SVG Images Without Intrinsic Size
---------------------------------
- There was implementation differences for how to handle SVG
images without intrinsic size. Rossen said he would write test
cases and use those to form an agreed behavior.
Matrix Interpolation Revisited
------------------------------
- shans brought his proposal to change the handling of when two
transform lists didn't match. He suggested having them flip at
50% progress to indicate that they're clearly broken.
- There was concern that this would cause significant breakage and
a feeling that browsers could do something smarter.

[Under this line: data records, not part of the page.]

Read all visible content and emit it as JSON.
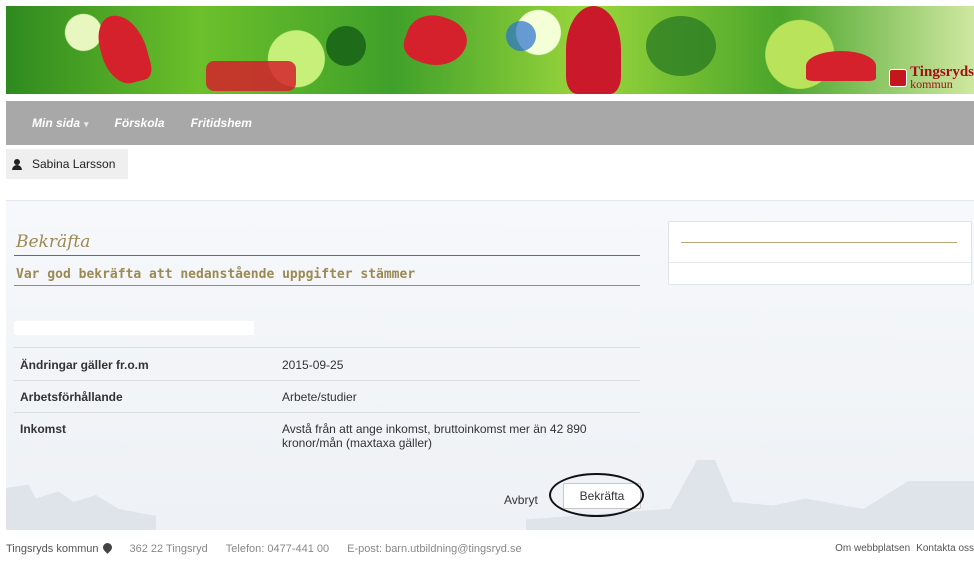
{
  "header": {
    "logo_line1": "Tingsryds",
    "logo_line2": "kommun"
  },
  "nav": {
    "items": [
      {
        "label": "Min sida",
        "has_caret": true
      },
      {
        "label": "Förskola"
      },
      {
        "label": "Fritidshem"
      }
    ],
    "caret": "▾"
  },
  "user": {
    "name": "Sabina Larsson",
    "icon": "user-icon"
  },
  "form": {
    "title": "Bekräfta",
    "subtitle": "Var god bekräfta att nedanstående uppgifter stämmer",
    "rows": [
      {
        "label": "Ändringar gäller fr.o.m",
        "value": "2015-09-25"
      },
      {
        "label": "Arbetsförhållande",
        "value": "Arbete/studier"
      },
      {
        "label": "Inkomst",
        "value": "Avstå från att ange inkomst, bruttoinkomst mer än 42 890 kronor/mån (maxtaxa gäller)"
      }
    ],
    "cancel_label": "Avbryt",
    "confirm_label": "Bekräfta"
  },
  "footer": {
    "org": "Tingsryds kommun",
    "address": "362 22 Tingsryd",
    "phone": "Telefon: 0477-441 00",
    "email": "E-post: barn.utbildning@tingsryd.se",
    "link_about": "Om webbplatsen",
    "link_contact": "Kontakta oss"
  },
  "colors": {
    "nav_bg": "#a8a8a8",
    "title_color": "#9b8a52",
    "brand_red": "#c4161c"
  }
}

- Ultimately it was decided that there was a need for more data
before a decision could be made.
SLERPing and 0deg angles
------------------------
- RESOLVED: Treat all 0deg rotate3d() as a single equivalent
identity transform
- RESOLVED: Treat rotate3d() with anti-parallel axis as
interpolatable
===== FULL MINUTES BELOW ======
Present:
Rachel Andrew
Nikos Andronikos
Rossen Atanassov
Tab Atkins
David Baron
Brian Birtles
Bert Bos
Tantek Çelik
Dave Cramer
John Daggett (phone)
Erik Dahlström
Elika Etemad
Rob Flack
Simon Fraser
Jihye Hong
Koji Ishii (phone)
Dael Jackson
Dean Jackson
Brian Kardell
Ian Kilpatrick
Tomoaki Konno
Chris Lilley
Peter Linss
Cameron McCormack
Edward O'Connor
Simon Pieters
Liam Quin
Matt Rakow
Florian Rivoal
Andrey Rybka
Hiroshi Sakakibara
Simon Sapin
Dirk Schultz (phone)
Hyojin Song
Elliott Sprehn
Alan Stearns
Shane Stephens
Lea Verou
Sam Weinig
Greg Whitworth
Johannes Wilm
Steve Zilles
Regrets:
Daniel Glazman
Anton Prowse
general agenda: https://wiki.csswg.org/planning/paris-2015#agenda
agenda for FX:
https://wiki.csswg.org/planning/paris-2015#proposed-agenda-topics-fx
scribe: dael
FXTF Meeting
============
SVG Resources
-------------
<smfr> https://svgwg.org/specs/integration/#secure-animated-mode
smfr: People like SVG as CSS images. We think people that would
benefit from the resources, possibly only margin resources.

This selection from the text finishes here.